Asterixesque

From “Guardian Weekly Letters,” Guardian Weekly 14 June 2O13:

French language is in decline

Andrew Gallix pretty well sums up the debates that we have been reading in the French press about a possible revision of the Toubon law to allow a few university classes to be taught in English (31 May). I agree: the French language has been under threat lately, but not from the borrowing of any foreign word. Any language will shine by and dazzle with what it produces, but sadly, we have made nihilistic literature our speciality, to cite only literature.

I still cannot figure out why our critics bask in such books as the ones by Michel Houellebecq or Christine Angot, to name but two authors. Reading the last by Angot, the depiction in minute detail of an incest, one realises that Marcel Pagnol and the nostalgia of his childhood are definitively over, as is the wit of Astérix. The enthusiasts of the French language, like Claude Hagège, mainly regret that French is not in the dominant position — our lost American future. Hagège states that English implies economic liberalism, and hence the capitalism bias. But this thesis forgets that English also was the language of Henry David Thoreau and Emily Dickinson.

Now, with the possible new law, I would rather be concerned about the poor English that French university professors might soon impose on their students: oh no…
Marc Jachym
Paris, France

The historical irony of the French tongue is that, were it not for imperialistic Latin, it would have turned out something like Breton or Gaelic (or even possibly German, judging from appropriated nouns). Romance French began as a Latin superimposed on the subjugated (and preliterate) Celts. And, were it not for Julius Caesar’s scribe’s ear, we would have no first record of Celtic culture: no Lutetia (Paris), no plucky chieftains like Vercingetorix and Dumnorix, nor any British Boudicca, druids and naked warriors in woad.
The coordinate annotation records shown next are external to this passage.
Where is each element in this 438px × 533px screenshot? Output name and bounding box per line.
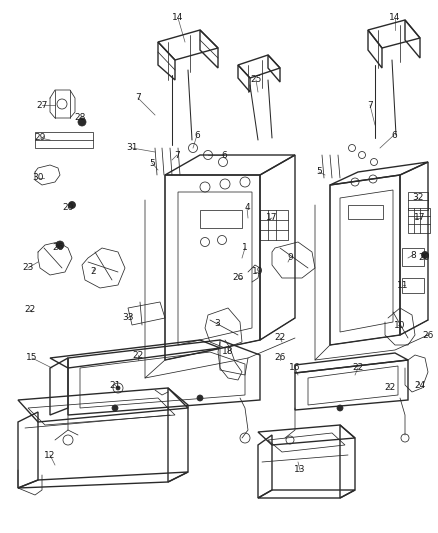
Text: 5: 5 xyxy=(316,167,322,176)
Bar xyxy=(348,205,383,219)
Text: 26: 26 xyxy=(52,244,64,253)
Text: 21: 21 xyxy=(110,381,121,390)
Text: 20: 20 xyxy=(418,254,430,262)
Text: 18: 18 xyxy=(222,348,234,357)
Text: 22: 22 xyxy=(385,384,396,392)
Bar xyxy=(35,132,93,148)
Text: 16: 16 xyxy=(289,364,301,373)
Text: 6: 6 xyxy=(221,150,227,159)
Text: 14: 14 xyxy=(172,13,184,22)
Circle shape xyxy=(78,118,86,126)
Text: 22: 22 xyxy=(274,334,286,343)
Circle shape xyxy=(68,201,75,208)
Text: 13: 13 xyxy=(294,465,306,474)
Text: 3: 3 xyxy=(214,319,220,327)
Text: 17: 17 xyxy=(266,214,278,222)
Bar xyxy=(408,208,430,233)
Text: 28: 28 xyxy=(74,114,86,123)
Text: 2: 2 xyxy=(90,266,96,276)
Text: 9: 9 xyxy=(287,254,293,262)
Text: 7: 7 xyxy=(174,150,180,159)
Circle shape xyxy=(337,405,343,411)
Text: 20: 20 xyxy=(62,204,74,213)
Text: 12: 12 xyxy=(44,450,56,459)
Text: 22: 22 xyxy=(25,305,35,314)
Text: 22: 22 xyxy=(132,351,144,359)
Circle shape xyxy=(112,405,118,411)
Bar xyxy=(402,278,424,293)
Text: 33: 33 xyxy=(122,313,134,322)
Circle shape xyxy=(116,386,120,390)
Text: 19: 19 xyxy=(252,268,264,277)
Text: 8: 8 xyxy=(410,251,416,260)
Text: 6: 6 xyxy=(194,131,200,140)
Text: 29: 29 xyxy=(34,133,46,142)
Text: 5: 5 xyxy=(149,158,155,167)
Text: 11: 11 xyxy=(397,280,409,289)
Text: 15: 15 xyxy=(26,353,38,362)
Text: 17: 17 xyxy=(414,214,426,222)
Text: 32: 32 xyxy=(412,193,424,203)
Text: 4: 4 xyxy=(244,204,250,213)
Text: 7: 7 xyxy=(135,93,141,102)
Text: 30: 30 xyxy=(32,174,44,182)
Text: 14: 14 xyxy=(389,13,401,22)
Text: 26: 26 xyxy=(274,353,286,362)
Text: 7: 7 xyxy=(367,101,373,109)
Text: 23: 23 xyxy=(22,263,34,272)
Text: 6: 6 xyxy=(391,131,397,140)
Bar xyxy=(200,210,242,228)
Text: 1: 1 xyxy=(242,244,248,253)
Text: 24: 24 xyxy=(414,381,426,390)
Text: 26: 26 xyxy=(422,330,434,340)
Circle shape xyxy=(197,395,203,401)
Text: 27: 27 xyxy=(36,101,48,109)
Bar xyxy=(408,192,428,210)
Text: 31: 31 xyxy=(126,143,138,152)
Text: 10: 10 xyxy=(394,320,406,329)
Bar xyxy=(260,210,288,240)
Circle shape xyxy=(56,241,64,249)
Text: 22: 22 xyxy=(353,364,364,373)
Circle shape xyxy=(421,252,428,259)
Text: 26: 26 xyxy=(232,273,244,282)
Bar xyxy=(402,248,424,266)
Text: 25: 25 xyxy=(250,76,261,85)
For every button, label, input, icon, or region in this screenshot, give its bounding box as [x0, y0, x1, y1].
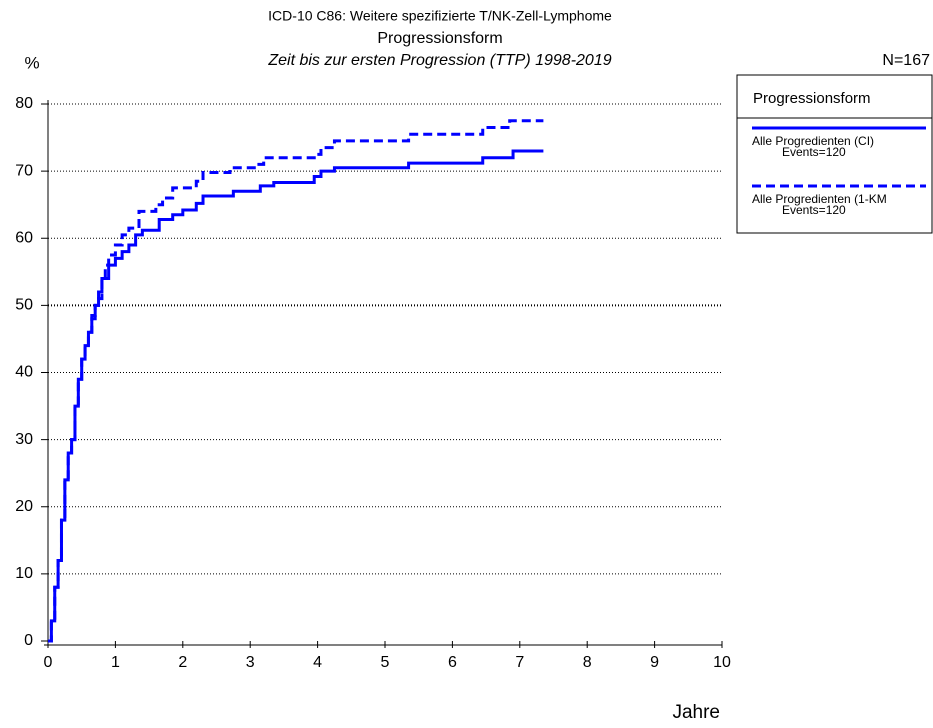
y-tick-label: 80 — [15, 95, 33, 112]
legend-note: Events=120 — [782, 203, 846, 217]
series-line — [48, 119, 544, 643]
y-tick-label: 20 — [15, 498, 33, 515]
x-tick-label: 9 — [650, 654, 659, 671]
y-tick-label: 0 — [24, 632, 33, 649]
legend-title: Progressionsform — [753, 90, 871, 107]
chart-subtitle: Zeit bis zur ersten Progression (TTP) 19… — [267, 52, 611, 69]
chart-subtitle: Progressionsform — [377, 30, 502, 47]
y-tick-label: 70 — [15, 162, 33, 179]
legend-note: Events=120 — [782, 145, 846, 159]
x-tick-label: 7 — [515, 654, 524, 671]
y-tick-label: 40 — [15, 364, 33, 381]
x-tick-label: 4 — [313, 654, 322, 671]
y-tick-label: 30 — [15, 431, 33, 448]
x-axis-label: Jahre — [672, 702, 720, 723]
legend-label: Alle Progredienten (1-KM — [752, 192, 887, 206]
y-tick-label: 60 — [15, 229, 33, 246]
y-tick-label: 50 — [15, 297, 33, 314]
x-tick-label: 5 — [381, 654, 390, 671]
x-tick-label: 3 — [246, 654, 255, 671]
legend-box — [736, 74, 933, 234]
x-tick-label: 6 — [448, 654, 457, 671]
x-tick-label: 8 — [583, 654, 592, 671]
chart-title: ICD-10 C86: Weitere spezifizierte T/NK-Z… — [268, 8, 612, 24]
y-tick-label: 10 — [15, 565, 33, 582]
x-tick-label: 10 — [713, 654, 731, 671]
x-tick-label: 1 — [111, 654, 120, 671]
series-line — [48, 149, 544, 643]
legend-label: Alle Progredienten (CI) — [752, 134, 874, 148]
x-tick-label: 2 — [178, 654, 187, 671]
y-axis-label: % — [24, 53, 39, 72]
x-tick-label: 0 — [44, 654, 53, 671]
n-label: N=167 — [882, 52, 930, 69]
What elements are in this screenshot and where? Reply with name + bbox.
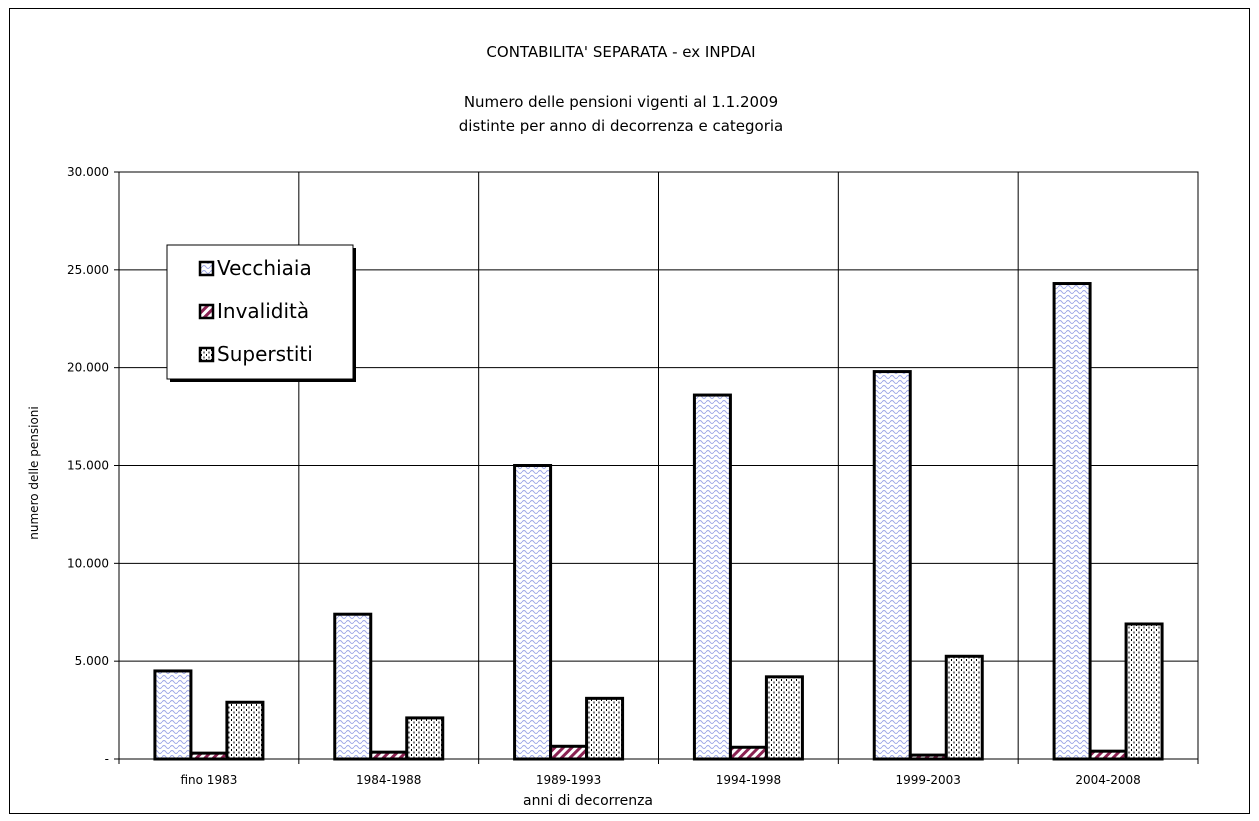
legend-label: Superstiti bbox=[217, 342, 313, 366]
bar-dotted-4 bbox=[944, 654, 984, 761]
y-tick-label: 30.000 bbox=[67, 165, 109, 179]
chart-svg: CONTABILITA' SEPARATA - ex INPDAI Numero… bbox=[27, 43, 1199, 809]
bar-dotted-5 bbox=[1124, 622, 1164, 761]
x-tick-label: 1989-1993 bbox=[536, 773, 601, 787]
bar-wavy-0 bbox=[153, 669, 193, 761]
y-axis-label: numero delle pensioni bbox=[27, 406, 41, 539]
bar-dotted-2 bbox=[585, 696, 625, 761]
bar-diagonal-1 bbox=[369, 750, 409, 761]
legend: Vecchiaia Invalidità Superstiti bbox=[166, 244, 356, 382]
chart-container: CONTABILITA' SEPARATA - ex INPDAI Numero… bbox=[9, 8, 1250, 814]
x-axis-label: anni di decorrenza bbox=[523, 793, 653, 809]
bar-diagonal-2 bbox=[549, 744, 589, 761]
bar-dotted-0 bbox=[225, 700, 265, 761]
x-tick-label: 2004-2008 bbox=[1075, 773, 1140, 787]
y-tick-label: 10.000 bbox=[67, 556, 109, 570]
x-tick-label: fino 1983 bbox=[180, 773, 237, 787]
y-tick-label: 15.000 bbox=[67, 459, 109, 473]
legend-label: Invalidità bbox=[217, 299, 309, 323]
legend-swatch-wavy bbox=[198, 260, 215, 277]
bar-dotted-3 bbox=[764, 675, 804, 761]
bar-wavy-3 bbox=[692, 393, 732, 761]
x-tick-label: 1999-2003 bbox=[896, 773, 961, 787]
bar-wavy-4 bbox=[872, 370, 912, 761]
bar-diagonal-0 bbox=[189, 751, 229, 761]
bar-diagonal-4 bbox=[908, 753, 948, 761]
y-tick-label: 5.000 bbox=[75, 654, 109, 668]
y-tick-label: - bbox=[105, 752, 109, 766]
bar-wavy-5 bbox=[1052, 282, 1092, 761]
bar-wavy-1 bbox=[333, 612, 373, 761]
chart-subtitle-line-1: Numero delle pensioni vigenti al 1.1.200… bbox=[464, 93, 778, 111]
legend-box bbox=[166, 244, 354, 380]
bar-dotted-1 bbox=[405, 716, 445, 761]
x-tick-label: 1984-1988 bbox=[356, 773, 421, 787]
legend-swatch-diagonal bbox=[198, 303, 215, 320]
bar-diagonal-3 bbox=[728, 745, 768, 761]
x-tick-label: 1994-1998 bbox=[716, 773, 781, 787]
y-tick-label: 25.000 bbox=[67, 263, 109, 277]
y-tick-label: 20.000 bbox=[67, 361, 109, 375]
legend-swatch-dotted bbox=[198, 346, 215, 363]
bar-diagonal-5 bbox=[1088, 749, 1128, 761]
legend-label: Vecchiaia bbox=[217, 256, 312, 280]
bar-wavy-2 bbox=[513, 464, 553, 761]
chart-title: CONTABILITA' SEPARATA - ex INPDAI bbox=[486, 43, 755, 61]
chart-subtitle-line-2: distinte per anno di decorrenza e catego… bbox=[459, 117, 784, 135]
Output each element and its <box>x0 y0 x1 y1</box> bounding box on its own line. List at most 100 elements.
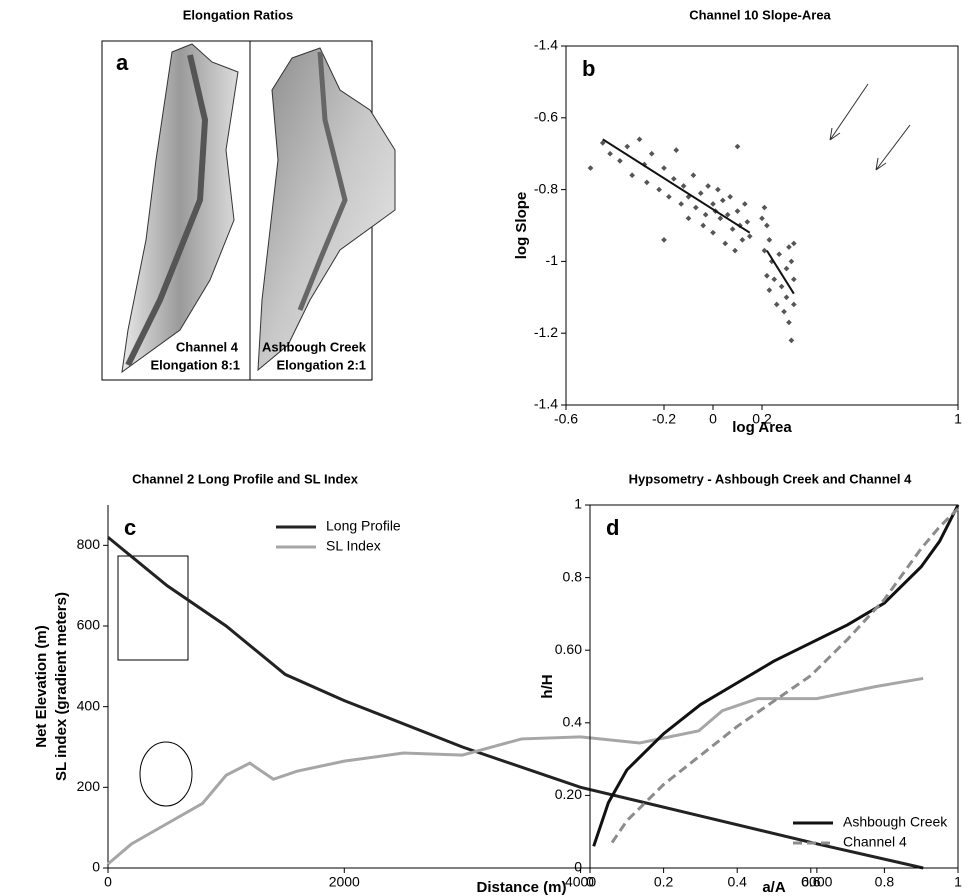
point <box>702 211 709 218</box>
point <box>629 172 635 179</box>
panel-label: c <box>124 515 136 540</box>
y-tick-label: 400 <box>77 697 101 713</box>
x-tick-label: 1 <box>954 874 962 890</box>
y-tick-label: -1.2 <box>534 324 558 340</box>
point <box>734 143 741 150</box>
x-axis-label: Distance (m) <box>476 879 566 896</box>
point <box>617 158 623 164</box>
point <box>764 272 770 279</box>
x-tick-label: 0 <box>104 874 112 890</box>
annotation: Elongation 2:1 <box>276 357 366 372</box>
panel-c-notes <box>117 555 193 807</box>
point <box>773 301 780 308</box>
point <box>693 204 699 211</box>
point <box>727 193 733 200</box>
plot-frame <box>589 504 959 869</box>
channel <box>297 51 348 311</box>
legend-label: Ashbough Creek <box>843 814 948 830</box>
annotation: Ashbough Creek <box>262 339 367 354</box>
arrow <box>829 83 869 141</box>
point <box>766 237 773 243</box>
y-axis-label: h/H <box>539 674 556 698</box>
panel-title: Channel 2 Long Profile and SL Index <box>132 471 359 486</box>
y-tick-label: 0.4 <box>563 714 583 730</box>
y-tick-label: 1 <box>574 496 582 512</box>
point <box>661 165 667 171</box>
y-tick-label: 600 <box>77 617 101 633</box>
point <box>673 147 680 153</box>
y-axis-label: SL index (gradient meters) <box>53 592 70 781</box>
point <box>761 204 768 211</box>
y-tick-label: -0.6 <box>534 109 558 125</box>
x-tick-label: 1 <box>954 411 962 427</box>
point <box>690 172 697 179</box>
x-tick-label: 0.4 <box>727 874 747 890</box>
y-tick-label: 200 <box>77 778 101 794</box>
point <box>791 301 797 308</box>
series-line <box>107 536 924 870</box>
point <box>670 176 677 182</box>
point <box>764 222 770 229</box>
point <box>742 201 748 207</box>
point <box>715 186 721 193</box>
y-tick-label: -1.4 <box>534 396 558 412</box>
panel-label: b <box>582 56 595 81</box>
point <box>685 215 692 222</box>
legend-label: Long Profile <box>326 518 401 534</box>
legend-label: Channel 4 <box>843 834 907 850</box>
point <box>729 226 736 232</box>
series-line <box>107 676 924 866</box>
panel-a: a Elongation Ratios Channel 4 Elongation… <box>101 7 396 381</box>
point <box>666 193 672 200</box>
point <box>734 208 741 214</box>
y-tick-label: 0.8 <box>563 568 583 584</box>
point <box>587 165 594 171</box>
point <box>717 215 724 222</box>
annotation: Elongation 8:1 <box>150 357 240 372</box>
annotation: Channel 4 <box>176 339 239 354</box>
point <box>783 265 790 272</box>
point <box>697 190 704 197</box>
point <box>678 201 684 207</box>
y-tick-label: -1.4 <box>534 37 558 53</box>
point <box>786 319 792 326</box>
point <box>648 150 655 157</box>
x-axis-label: log Area <box>732 419 792 436</box>
arrow <box>875 124 911 171</box>
point <box>739 237 746 243</box>
y-tick-label: 0 <box>92 859 100 875</box>
basin-channel-4 <box>121 43 239 374</box>
trend-line <box>766 250 795 295</box>
point <box>791 240 797 247</box>
point <box>746 233 753 240</box>
point <box>661 237 667 243</box>
trend-line <box>602 138 751 234</box>
point <box>722 240 729 247</box>
x-tick-label: 0.2 <box>752 411 772 427</box>
point <box>771 276 778 283</box>
plot-frame <box>565 45 959 406</box>
point <box>710 201 716 207</box>
y-tick-label: -0.8 <box>534 180 558 196</box>
panel-title: Channel 10 Slope-Area <box>689 7 831 22</box>
point <box>791 276 797 283</box>
point <box>624 143 631 150</box>
y-axis-label: Net Elevation (m) <box>33 625 50 748</box>
arrows <box>829 83 911 171</box>
point <box>700 222 707 229</box>
point <box>599 140 606 146</box>
channel <box>125 54 209 367</box>
y-tick-label: 800 <box>77 536 101 552</box>
point <box>644 179 650 186</box>
point <box>788 258 795 265</box>
y-axis-label: log Slope <box>513 192 530 260</box>
point <box>710 229 716 236</box>
panel-label: d <box>606 515 619 540</box>
x-tick-label: 4000 <box>565 874 596 890</box>
x-tick-label: 0 <box>586 874 594 890</box>
x-tick-label: 0.2 <box>654 874 674 890</box>
x-tick-label: 2000 <box>329 874 360 890</box>
y-tick-label: 0.20 <box>555 786 582 802</box>
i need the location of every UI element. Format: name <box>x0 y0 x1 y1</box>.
And alas, no Astérix and Obelix, sprung from Goscinny’s head.

Andrew Gallix (delightfully Astérixesque name, that) formidably defends besieged French as a medium of instruction against the steamroller of American English, but quixotically. Even former African colonies are beginning to relinquish French pedagogy for English. Like Latin, French is fated to become an antiquarian, literary language, a historical cul-de-sac, its vestiges living on through English (as Latin lives on through French).

Marianne Faithfull saw it coming on in the 80s: “Don’t say it in Russian, don’t say it in German, say it in — broken English.”